Landcorp’s brave decision to scale back its dairy intensification programme in the North Island is a victory for the environment and those who have fought to protect the Waikato River, the Green Party said today.
Landcorp has just confirmed earlier reports that it would significantly reduce its plans to convert large tracts of the Wairakei Estate near Taupo to dairy, in favour of less polluting types of farming.
“Landcorp’s decision to not proceed with its intensification programme, in part because of environmental concerns, is a huge victory for the farmers, iwi, fisher people and all those worried about the impact of increasing dairying on the Waikato River,” said Green Party water spokesperson Catherine Delahunty.
The Green Party presented a petition to Parliament last year with more than 8000 signatures calling on Landcorp to abandon its plans to convert thousands of hectares of the Waikato to dairying.
“We congratulate Landcorp for listening, and the next step is for the Government to listen to those who want our rivers protected. Stop pushing for more cows over the environment, and commit to swimmable rivers, rather than merely water that you can dip your toe in.
“More than two thirds of our rivers aren’t clean enough to swim in, and a big part of the problem is large scale dairy farming. By scaling back its plans to put more cows on Waikato land, Landcorp has given our precious waterways a better chance of survival.
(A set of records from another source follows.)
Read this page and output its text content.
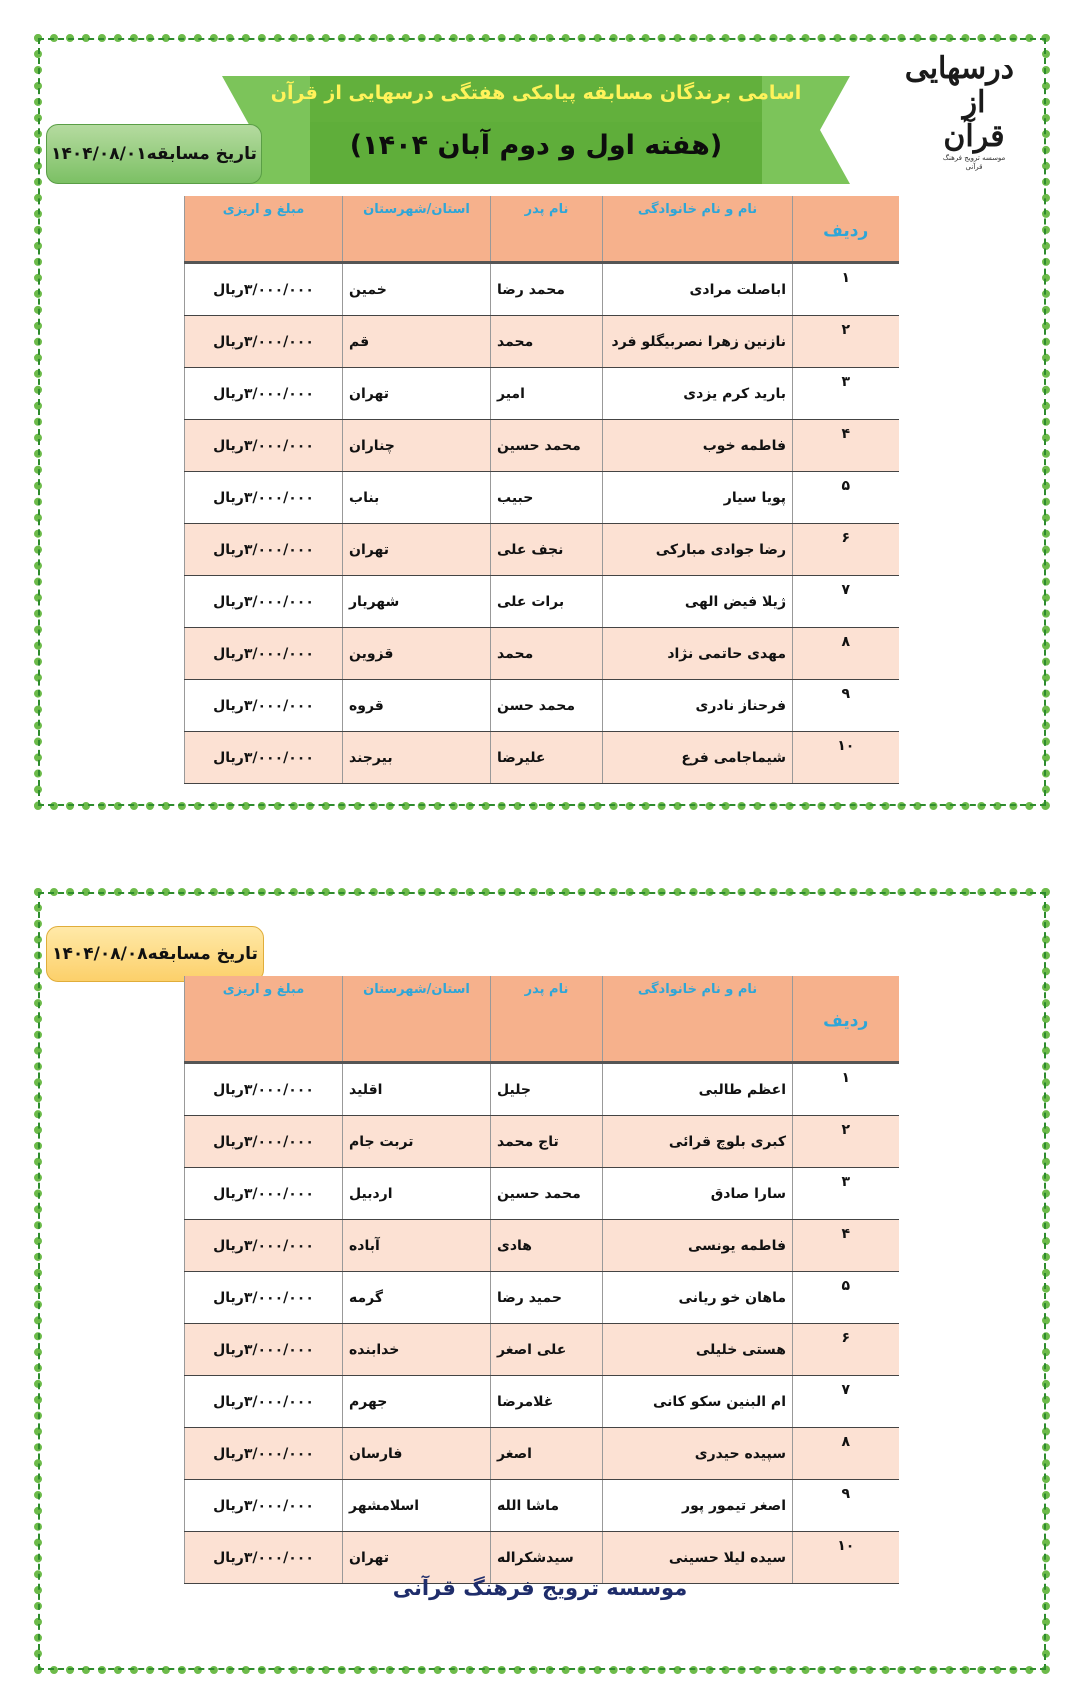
اسامی برندگان مسابقه پیامکی هفتگی درسهایی از قرآن
(هفته اول و دوم آبان ۱۴۰۴)
درسهایی از قرآن
موسسه ترویج فرهنگ قرآنی
تاریخ مسابقه۱۴۰۴/۰۸/۰۱
تاریخ مسابقه۱۴۰۴/۰۸/۰۸
ردیف	نام و نام خانوادگی	نام پدر	استان/شهرستان	مبلغ و اریزی
۱	اباصلت مرادی	محمد رضا	خمین	۳/۰۰۰/۰۰۰ریال
۲	نازنین زهرا نصربیگلو فرد	محمد	قم	۳/۰۰۰/۰۰۰ریال
۳	بارید کرم یزدی	امیر	تهران	۳/۰۰۰/۰۰۰ریال
۴	فاطمه خوب	محمد حسین	چناران	۳/۰۰۰/۰۰۰ریال
۵	پویا سیار	حبیب	بناب	۳/۰۰۰/۰۰۰ریال
۶	رضا جوادی مبارکی	نجف علی	تهران	۳/۰۰۰/۰۰۰ریال
۷	ژیلا فیض الهی	برات علی	شهریار	۳/۰۰۰/۰۰۰ریال
۸	مهدی حاتمی نژاد	محمد	قزوین	۳/۰۰۰/۰۰۰ریال
۹	فرحناز نادری	محمد حسن	قروه	۳/۰۰۰/۰۰۰ریال
۱۰	شیماجامی فرع	علیرضا	بیرجند	۳/۰۰۰/۰۰۰ریال
ردیف	نام و نام خانوادگی	نام پدر	استان/شهرستان	مبلغ و اریزی
۱	اعظم طالبی	جلیل	اقلید	۳/۰۰۰/۰۰۰ریال
۲	کبری بلوچ قرائی	تاج محمد	تربت جام	۳/۰۰۰/۰۰۰ریال
۳	سارا صادق	محمد حسین	اردبیل	۳/۰۰۰/۰۰۰ریال
۴	فاطمه یونسی	هادی	آباده	۳/۰۰۰/۰۰۰ریال
۵	ماهان خو ریانی	حمید رضا	گرمه	۳/۰۰۰/۰۰۰ریال
۶	هستی خلیلی	علی اصغر	خدابنده	۳/۰۰۰/۰۰۰ریال
۷	ام البنین سکو کانی	غلامرضا	جهرم	۳/۰۰۰/۰۰۰ریال
۸	سپیده حیدری	اصغر	فارسان	۳/۰۰۰/۰۰۰ریال
۹	اصغر تیمور پور	ماشا الله	اسلامشهر	۳/۰۰۰/۰۰۰ریال
۱۰	سیده لیلا حسینی	سیدشکراله	تهران	۳/۰۰۰/۰۰۰ریال
موسسه ترویج فرهنگ قرآنی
“The next step would be to abandon all plans to increase dairying on the Wairakei Estate.
“We’re sure that the price of dairy solids slumping also contributed to Landcorp’s decision. But the Crown entity’s decision today does point to the ability of Government owned organisations to put the environment first, a decision that would be more difficult if Landcorp had been privatised.
“It is to Landcorp's credit that they have woken up to what we really need in this country, which is sensible land use management that protects waterways. It can be done, but massive conversions in the volcanic country was never going to be an environmentally sustainable solution,” said Ms Delahunty.